Kay Hassan’s art is concerned with the plight of the displaced and the dispossessed, particularly in his home country of South Africa. This photograph is from a series of close-up images documenting detritus on the beaches of Mozambique, which borders South Africa. What at first may appear to be industrial pollution is, in fact, the remnants of clothing that have been carefully torn and cast into the river. This ritual, much like the shedding of an old skin, is enacted by some Mozambicans to commemorate the deceased, but the gesture can symbolize transformation for the living as well. Hassan studied art in Natal, South Africa and in Paris under Stanley William Hayter, a modern printmaker whose dynamic abstractions may have influenced the rhythmic composition of this photograph.
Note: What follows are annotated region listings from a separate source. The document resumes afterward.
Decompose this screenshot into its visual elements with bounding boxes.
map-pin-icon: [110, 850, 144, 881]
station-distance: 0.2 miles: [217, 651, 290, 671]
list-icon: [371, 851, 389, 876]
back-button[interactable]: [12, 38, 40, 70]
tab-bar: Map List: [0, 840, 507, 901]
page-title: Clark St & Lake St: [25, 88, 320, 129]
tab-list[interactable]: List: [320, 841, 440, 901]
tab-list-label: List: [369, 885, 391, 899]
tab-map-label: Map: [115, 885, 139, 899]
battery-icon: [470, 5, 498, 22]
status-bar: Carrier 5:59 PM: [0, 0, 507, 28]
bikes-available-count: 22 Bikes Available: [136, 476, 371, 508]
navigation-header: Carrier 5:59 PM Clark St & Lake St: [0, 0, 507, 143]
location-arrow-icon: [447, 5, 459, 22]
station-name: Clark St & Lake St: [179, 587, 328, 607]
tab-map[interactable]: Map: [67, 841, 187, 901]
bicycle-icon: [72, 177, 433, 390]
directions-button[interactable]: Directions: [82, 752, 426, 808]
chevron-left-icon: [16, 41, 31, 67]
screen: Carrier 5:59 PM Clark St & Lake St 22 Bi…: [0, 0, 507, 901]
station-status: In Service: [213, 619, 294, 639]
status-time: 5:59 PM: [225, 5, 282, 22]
Kay Hassan lives in Johannesburg, South Africa and exhibits his paintings, sculptures and photographs internationally.
When I was visiting Mozambique I went to the sea to observe a local cleansing ritual. The ritual entails people taking off their clothes and throwing them into the sea in a gesture of cleansing….the clothes are often washed off to the shores and thus create an ecological problem for the sea creatures.